Web-based XMPP users could not call SIP phones until now.
I have designed a gateway (audio bridge) which converts red5 calls to and from SIP. I have now implemented a version for Windows XP/2k3 using Asteriskwin32. The basic engine is an ActiveX component written in Visual Basic and the source code is open. To solve the problem of transcoding the proprietary Nellymoser codec to SIP, I have used 8 pairs of virtual soundcards provided by a commercial product called VAC (Virtual Audio cable). It is very popular and has been used on other projects to bridge Skype for example.
I now have tight integration between Openfire, Red5 and Asterisk and this has lead to a new version of the Red5 plugin which can control the red5Gateway and implement some interesting ideas. For example, the gateway makes it possible to make every user and group JID become a public SIP address. The gateway will route and convert all SIP calls for user@domain.com to a red5 call. In reverse, if you make a Red5 call to an extension nnnnnn, the gateway will convert it to SIP and pass it on to your configured SIP service provider to route. In the case of group@example, Asterisk is used to hold the caller in a queue while every group member is called until someone answers.
Red5 gateway support is disabled by default on the Red5 plugin, as it is an optional component and is not part of the red5.war file. I am in the process of creating a hosted server to demo it over the next few weeks. If your Openfire runs on Windows and you are interested in trying it before then, send me an email and I will send you the link and documentation as soon as I finish writing it.
In the meantime, enjoy the latest version of the red5 plugin 0.0.7 which is now compatible with Openfire 3.3.0 and Spark 2.5.1. It has the latest Red5 server code: 0.6RC3. I tried to downgrade it to java5, but it was incompatible with Openfire, so I gave up trying :(. I have added support for viewing vcard avatars.

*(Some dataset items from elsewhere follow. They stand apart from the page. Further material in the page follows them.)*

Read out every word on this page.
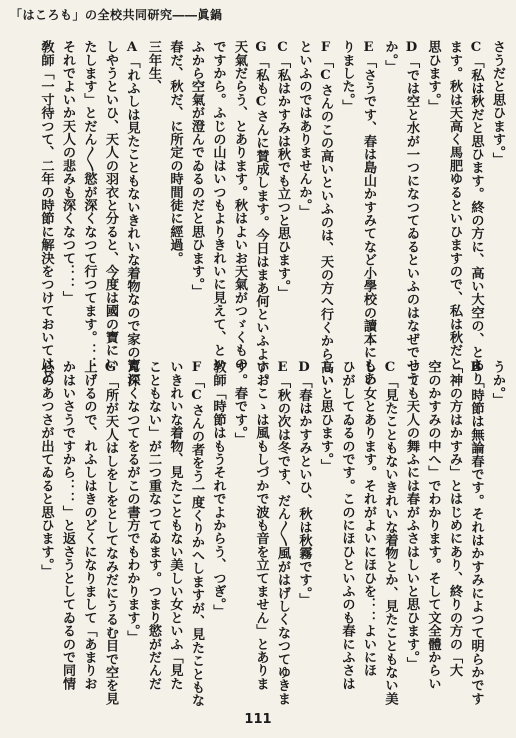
「はころも」の全校共同研究――眞鍋
さうだと思ひます。」
C「私は秋だと思ひます。終の方に、高い大空の、とあり
ます。秋は天高く馬肥ゆるといひますので、私は秋だと
思ひます。」
D「では空と水が一つになつてゐるといふのはなぜでせう
か。」
E「さうです、春は島山かすみてなど小學校の讀本にもあ
りました。」
F「Cさんのこの高いといふのは、天の方へ行くから高い
といふのではありませんか。」
C「私はかすみは秋でも立つと思ひます。」
G「私もCさんに賛成します。今日はまあ何といふよいお
天氣だらう、とあります。秋はよいお天氣がつゞくもの
ですから。ふじの山はいつもよりきれいに見えて、とい
ふから空氣が澄んでゐるのだと思ひます。」
春だ、秋だ、に所定の時間徒に經過。
三年生、
A「れふしは見たこともないきれいな着物なので家の寶に
しやうといひ、天人の羽衣と分ると、今度は國の寶にい
たします」とだん〳〵慾が深くなつて行つてます。：：
それでよいか天人の悲みも深くなつて：：」
敎師「一寸待つて、二年の時節に解決をつけておいてはど	うか。」
B「時節は無論春です。それはかすみによつて明らかです
「神の方はかすみ」とはじめにあり、終りの方の「大
空のかすみの中へ」でわかります。そして文全體からい
つても天人の舞ふには春がふさはしいと思ひます。」
C「見たこともないきれいな着物とか、見たこともない美
しい女とあります。それがよいにほひを：：よいにほ
ひがしてゐるのです。このにほひといふのも春にふさは
しいと思ひます。」
D「春はかすみといひ、秋は秋霧です。」
E「秋の次は冬です、だん〳〵風がはげしくなつてゆきま
す。こゝは風もしづかで波も音を立てません」とありま
す。春です。」
敎師「時節はもうそれでよからう、つぎ。」
F「Cさんの者をう一度くりかへしますが、見たこともな
いきれいな着物、見たこともない美しい女といふ「見た
こともない」が二つ重なつてゐます。つまり慾がだんだ
ん深くなつてをるがこの書方でもわかります。」
G「所が天人はしをしをとしてなみだにうるむ目で空を見
上げるので、れふしはきのどくになりまして「あまりお
かはいさうですから：：」と返さうとしてゐるので同情
心のあつさが出てゐると思ひます。」
111
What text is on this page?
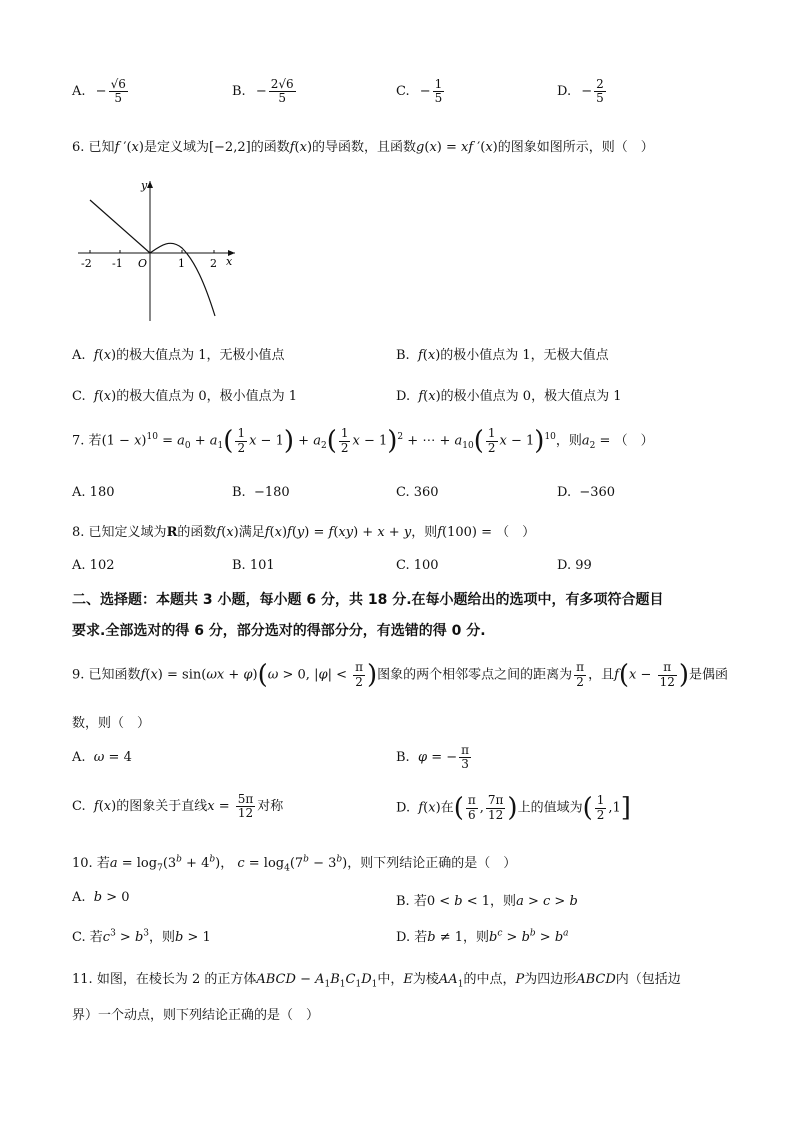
A. − $\frac{√6}{5}$	B. − $\frac{2√6}{5}$	C. − $\frac{1}{5}$	D. − $\frac{2}{5}$
6. 已知f ′(x)是定义域为[−2,2]的函数f(x)的导函数，且函数g(x) = xf ′(x)的图象如图所示，则（　）
-2 -1 O	1 2 x
y
A. f(x)的极大值点为 1，无极小值点	B. f(x)的极小值点为 1，无极大值点
C. f(x)的极大值点为 0，极小值点为 1	D. f(x)的极小值点为 0，极大值点为 1
7. 若$(1 - x)^{10} = a_0 + a_1( \frac{1}{2}$ $x - 1) + a_2( \frac{1}{2}$ $x - 1)^2$ + ⋯ + $a_{10}( \frac{1}{2}$ $x - 1)^{10}$，则$a_2$ = （　）
A. 180	B. −180	C. 360	D. −360
8. 已知定义域为R的函数f(x)满足f(x)f(y) = f(xy) + x + y，则f(100) = （　）
A. 102	B. 101	C. 100	D. 99
二、选择题：本题共 3 小题，每小题 6 分，共 18 分.在每小题给出的选项中，有多项符合题目
要求.全部选对的得 6 分，部分选对的得部分分，有选错的得 0 分.
9. 已知函数f(x) = sin(ωx + φ)(ω > 0, $|\varphi| < \frac{\pi}{2}$ )图象的两个相邻零点之间的距离为 $\frac{\pi}{2}$ ，且$f(x - \frac{\pi}{12}$ )是偶函
数，则（　）
A. ω = 4	B. φ = − $\frac{\pi}{3}$
C. f(x)的图象关于直线$x = \frac{5\pi}{12}$ 对称	D. f(x)在( $\frac{\pi}{6}$ , $\frac{7\pi}{12}$ )上的值域为( $\frac{1}{2} ,1$]
10. 若$a = \log_7(3^b + 4^b)$， $c = \log_4(7^b - 3^b)$，则下列结论正确的是（　）
A. b > 0	B. 若0 < b < 1，则a > c > b
C. 若$c^3 > b^3$，则b > 1	D. 若b ≠ 1，则$b^c > b^b > b^a$
11. 如图，在棱长为 2 的正方体ABCD − $A_1B_1C_1D_1$中，E为棱$AA_1$的中点，P为四边形ABCD内（包括边
界）一个动点，则下列结论正确的是（　）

I will add the ability to upload images in the next release so you will need Spark to upload the photographs/images for now. As I use jwchat5 myself, I have made the chat UI much like Pandion style, which I like. I only got one bug report from the previous release and have fixed it.
A big thanks to everyone at Igniterealtime, especially the folks at Jive who have added Red5 support duties to their already busy day jobs.
As always, all feedback positive or negative helps to motivate an open-source development and influence product design. The current version 0.0.7 is still far from 1.0.0, so please keep the comments coming.